J'ai perdu mon père assez jeune, vers 13 ans. Je n'en ai pas fait une maladie car la situation présentait des avantages, dont je ne ne me suis pas rendu compte tout de suite d'ailleurs, et des inconvénients aussi, certainement, dont je n'ai pas plus pris conscience. J'en ai juste profité pour redoubler ma 4 ième, sautant sur cette opportunité et ce mot d'excuses tout trouvés. J'avais 1 an d'avance , ça ne prêtait pas à conséquence.

L'aspect positif d'une longue et cruelle maladie émerge surtout quand elle prend fin. Tout le monde pousse, ou ne pousse pas, se retient, un grand ouf de soulagement. Ha ben si, je regrette : la phase terminale d'un cancer généralisé n'est agréable pour personne. Surtout à l'époque, où l'espoir de guérison était strictement égal à zéro. Je dis bien zéro car les miracles, je sais pas si vous avez remarqué, les cancers généralisés n'y ont jamais droit.

D'ailleurs, mon père n'avait droit à pas grand chose : la thérapeuthique, en 69, c'était la morphine, et on attendait qu'il meure. L'hôpital l'avait renvoyé dans ses foyers, et c'est ma mère qui lui faisait les piqures. Bon, le malade, à moins de beaucoup aimer la morphine, et adorer souffrir énormément, j'imagine qu'il est pressé que tout ça s'arrête ? Les docteurs, au téléphone, je suppute qu'ils avaient légèrement honte, eux dont le boulot est de guérir, et qui ne pouvaient que soulager, et si mal ? Augmentez les doses, si vous voyez qu'il ne peut plus supporter la douleur.

Euphémisme.

Les râles, les plaintes, comment peut-on les supporter, alors que les docteurs ne laissent pas le plus petit espoir ? Quand ? Jusqu'à quand cette vie va t-elle s'accrocher, qui se résume à des sursauts de lucidité de plus en plus courts, à des tensions dans un corps pantelant ? Peut-on appeler ça une vie ?

Hypocrisie.

Lâcheté de l'Homme face à sa mort et à celle des autres. Le débat actuel sur l'euthanasie ne ressemble à rien. Le comité éthique est bourré de religieux, évidemment, ils gagnent leur paradis avec la souffrance des autres, le martyre, ils en reprennent 2 fois au dessert, c'est leur pêché mignon.

Ce serait notre klebs qui se répandrait sous lui sur une serpillière, incapable de bouger, abandonné par le véto, avec son regard fiévreux, suppliant du fond de son enfer, le premier visiteur venu nous crierait :

- " Mais vous n'avez pas honte de lui laisser vivre ce calvaire, achevez-le, faites quelque chose, faites-le piquer, c'est atroce, vous n'avez pas une once d'humanité ?"

Mais si c'est un être humain, niet.
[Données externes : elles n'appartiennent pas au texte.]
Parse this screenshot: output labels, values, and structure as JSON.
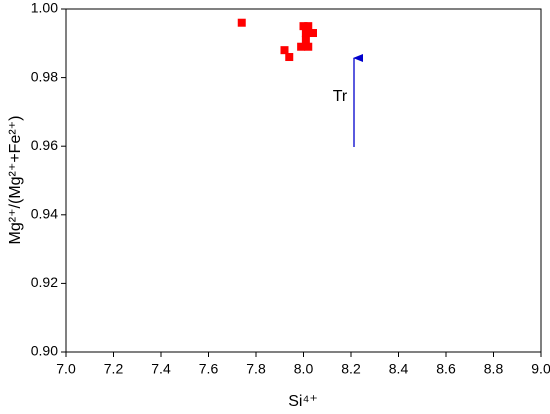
{
  "chart_data": {
    "type": "scatter",
    "x_label": "Si⁴⁺",
    "y_label": "Mg²⁺/(Mg²⁺+Fe²⁺)",
    "series": [
      {
        "color": "#ff0000",
        "x": [
          7.74,
          7.92,
          7.94,
          7.99,
          8.0,
          8.02,
          8.01,
          8.04,
          8.01,
          8.02
        ],
        "values": [
          0.996,
          0.988,
          0.986,
          0.989,
          0.995,
          0.995,
          0.993,
          0.993,
          0.991,
          0.989
        ]
      }
    ],
    "xlim": [
      7.0,
      9.0
    ],
    "xticks": [
      {
        "value": 7.0,
        "label": "7.0"
      },
      7.2,
      7.4,
      7.6,
      7.8,
      {
        "value": 8.0,
        "label": "8.0"
      },
      8.2,
      8.4,
      8.6,
      8.8,
      {
        "value": 9.0,
        "label": "9.0"
      }
    ],
    "ylim": [
      0.9,
      1.0
    ],
    "yticks": [
      {
        "value": 0.9,
        "label": "0.90"
      },
      0.92,
      0.94,
      0.96,
      0.98,
      {
        "value": 1.0,
        "label": "1.00"
      }
    ],
    "grid": false,
    "annotation": "Tr"
  }
}
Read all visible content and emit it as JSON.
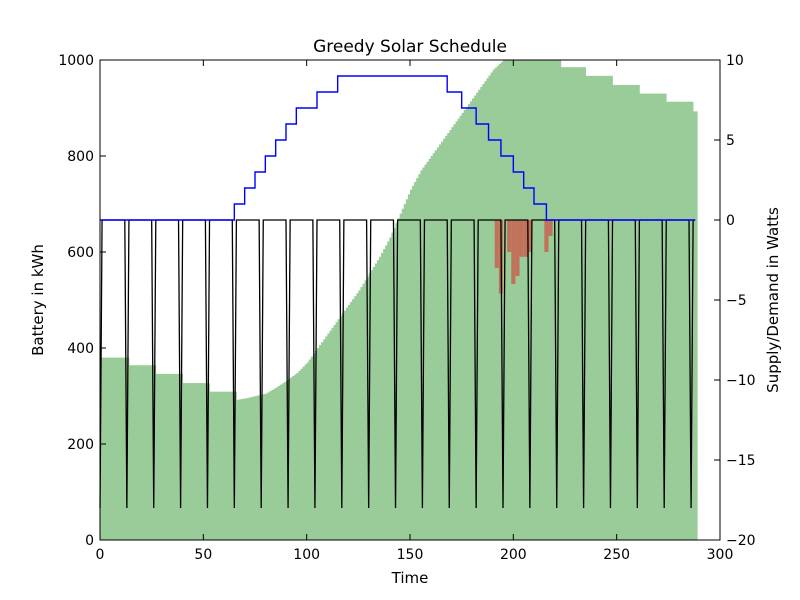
{
  "chart_data": {
    "type": "bar+line",
    "title": "Greedy Solar Schedule",
    "xlabel": "Time",
    "ylabel_left": "Battery in kWh",
    "ylabel_right": "Supply/Demand in Watts",
    "xlim": [
      0,
      300
    ],
    "ylim_left": [
      0,
      1000
    ],
    "ylim_right": [
      -20,
      10
    ],
    "x_ticks": [
      0,
      50,
      100,
      150,
      200,
      250,
      300
    ],
    "y_ticks_left": [
      0,
      200,
      400,
      600,
      800,
      1000
    ],
    "y_ticks_right": [
      -20,
      -15,
      -10,
      -5,
      0,
      5,
      10
    ],
    "grid": false,
    "colors": {
      "battery": "#99cc99",
      "deficit": "#c0735a",
      "supply": "#0000ff",
      "demand": "#000000"
    },
    "series": [
      {
        "kind": "battery-bars",
        "points": [
          [
            0,
            380
          ],
          [
            13,
            380
          ],
          [
            14,
            364
          ],
          [
            26,
            364
          ],
          [
            27,
            346
          ],
          [
            39,
            346
          ],
          [
            40,
            327
          ],
          [
            52,
            327
          ],
          [
            53,
            309
          ],
          [
            65,
            309
          ],
          [
            66,
            292
          ],
          [
            70,
            295
          ],
          [
            75,
            300
          ],
          [
            80,
            305
          ],
          [
            85,
            318
          ],
          [
            90,
            332
          ],
          [
            95,
            348
          ],
          [
            100,
            370
          ],
          [
            105,
            400
          ],
          [
            110,
            430
          ],
          [
            115,
            460
          ],
          [
            120,
            490
          ],
          [
            125,
            520
          ],
          [
            130,
            555
          ],
          [
            135,
            590
          ],
          [
            140,
            630
          ],
          [
            145,
            680
          ],
          [
            150,
            730
          ],
          [
            155,
            770
          ],
          [
            160,
            800
          ],
          [
            165,
            830
          ],
          [
            170,
            860
          ],
          [
            175,
            890
          ],
          [
            180,
            920
          ],
          [
            185,
            950
          ],
          [
            190,
            980
          ],
          [
            195,
            1000
          ],
          [
            222,
            1000
          ],
          [
            223,
            985
          ],
          [
            234,
            985
          ],
          [
            235,
            967
          ],
          [
            247,
            967
          ],
          [
            248,
            948
          ],
          [
            260,
            948
          ],
          [
            261,
            930
          ],
          [
            273,
            930
          ],
          [
            274,
            913
          ],
          [
            286,
            913
          ],
          [
            287,
            893
          ],
          [
            288,
            893
          ]
        ]
      },
      {
        "kind": "deficit-bars",
        "bars": [
          [
            191,
            0,
            -3
          ],
          [
            193,
            0,
            -4.6
          ],
          [
            197,
            0,
            -2
          ],
          [
            199,
            0,
            -4
          ],
          [
            201,
            0,
            -3.5
          ],
          [
            203,
            0,
            -2.3
          ],
          [
            205,
            0,
            -2.3
          ],
          [
            207,
            0,
            -2
          ],
          [
            215,
            0,
            -2
          ],
          [
            217,
            0,
            -1
          ]
        ]
      },
      {
        "kind": "supply-step",
        "points": [
          [
            0,
            0
          ],
          [
            65,
            0
          ],
          [
            65,
            1
          ],
          [
            70,
            1
          ],
          [
            70,
            2
          ],
          [
            75,
            2
          ],
          [
            75,
            3
          ],
          [
            80,
            3
          ],
          [
            80,
            4
          ],
          [
            85,
            4
          ],
          [
            85,
            5
          ],
          [
            90,
            5
          ],
          [
            90,
            6
          ],
          [
            95,
            6
          ],
          [
            95,
            7
          ],
          [
            100,
            7
          ],
          [
            100,
            7
          ],
          [
            105,
            7
          ],
          [
            105,
            8
          ],
          [
            110,
            8
          ],
          [
            110,
            8
          ],
          [
            115,
            8
          ],
          [
            115,
            9
          ],
          [
            120,
            9
          ],
          [
            120,
            9
          ],
          [
            168,
            9
          ],
          [
            168,
            8
          ],
          [
            175,
            8
          ],
          [
            175,
            7
          ],
          [
            182,
            7
          ],
          [
            182,
            6
          ],
          [
            188,
            6
          ],
          [
            188,
            5
          ],
          [
            194,
            5
          ],
          [
            194,
            4
          ],
          [
            200,
            4
          ],
          [
            200,
            3
          ],
          [
            205,
            3
          ],
          [
            205,
            2
          ],
          [
            210,
            2
          ],
          [
            210,
            1
          ],
          [
            216,
            1
          ],
          [
            216,
            0
          ],
          [
            288,
            0
          ]
        ]
      },
      {
        "kind": "demand-spikes",
        "period": 13,
        "count": 22,
        "low": -18,
        "high": 0,
        "x_start": 0,
        "x_end": 288
      }
    ]
  }
}
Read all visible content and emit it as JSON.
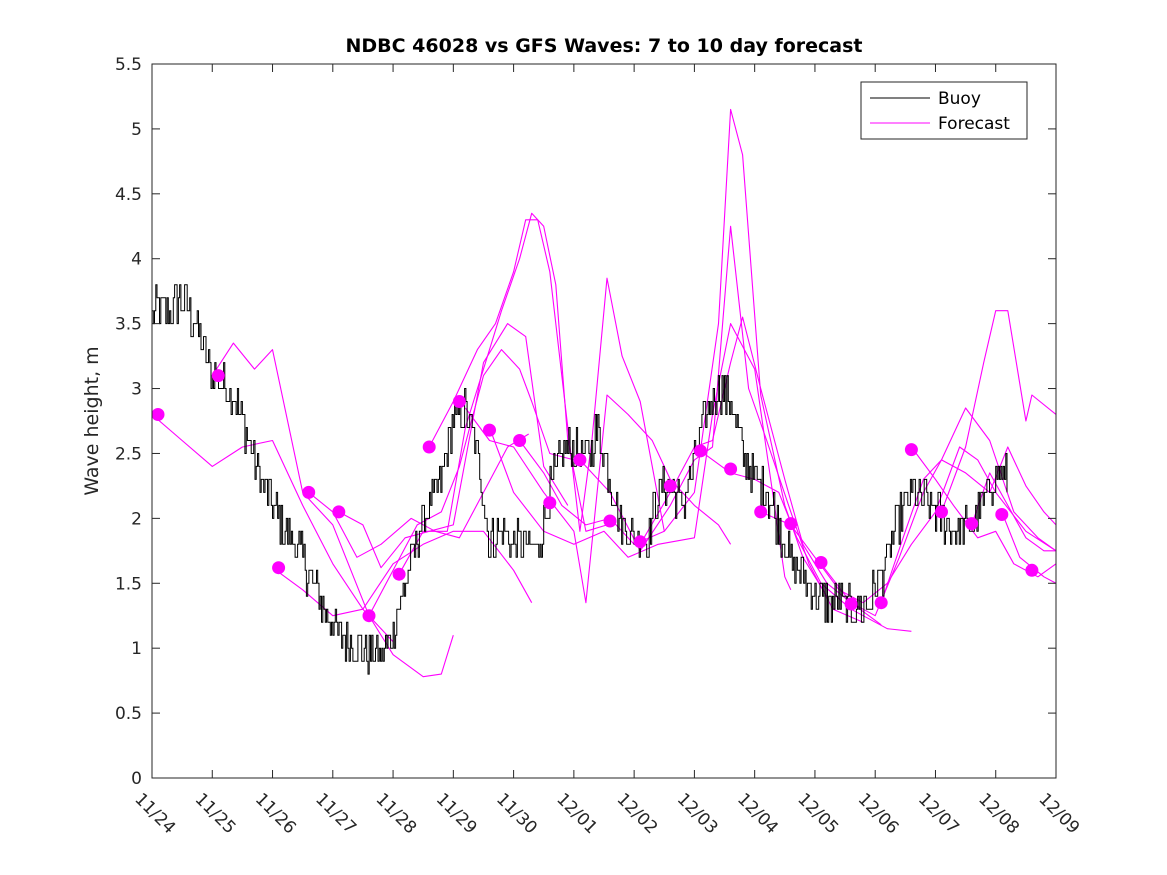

Même s'il supplie, s'il demande la mort, s'il écrit un livre pour exiger la mort, le rappel à la loi tombe, sans subtilité, comme une lettre circulaire :

- "Votre mort ne vous appartient pas, en fait vous n'avez pas vraiment, profondément, envie de mourir. Vous souffrez juste d'un déficit momentané d'envie de vivre que notre spécialiste en bonheur va vous combler en 2 temps, 3 mouvements."

Ma mémoire me ramène à la surface des images, des visages, depuis très loin en arrière, jusqu'à mes 2 ans. Mais j'ai complètement occulté cette période où mon père était grabataire, mourant, chez nous, avec nous. J'imagine que c'était une situation un peu too much pour mon jeune âge. Il m'en revient des bribes : Maman l'avait installé dans ma chambre, mais je ne peux dire où on m'avait mis. Dans la leur ? Il ne fallait pas faire de bruit, "pour qu'il se repose".

Avec le recul, et me rappelant son intransigeance et son perfectionnisme, son esprit de famille et ses exigences morales, plus que la douleur qui progressait dans ses os, c'était de nous abandonner derrière lui, d'abdiquer ainsi ses responsabilités de chef de famille, qui lui devait être atroce.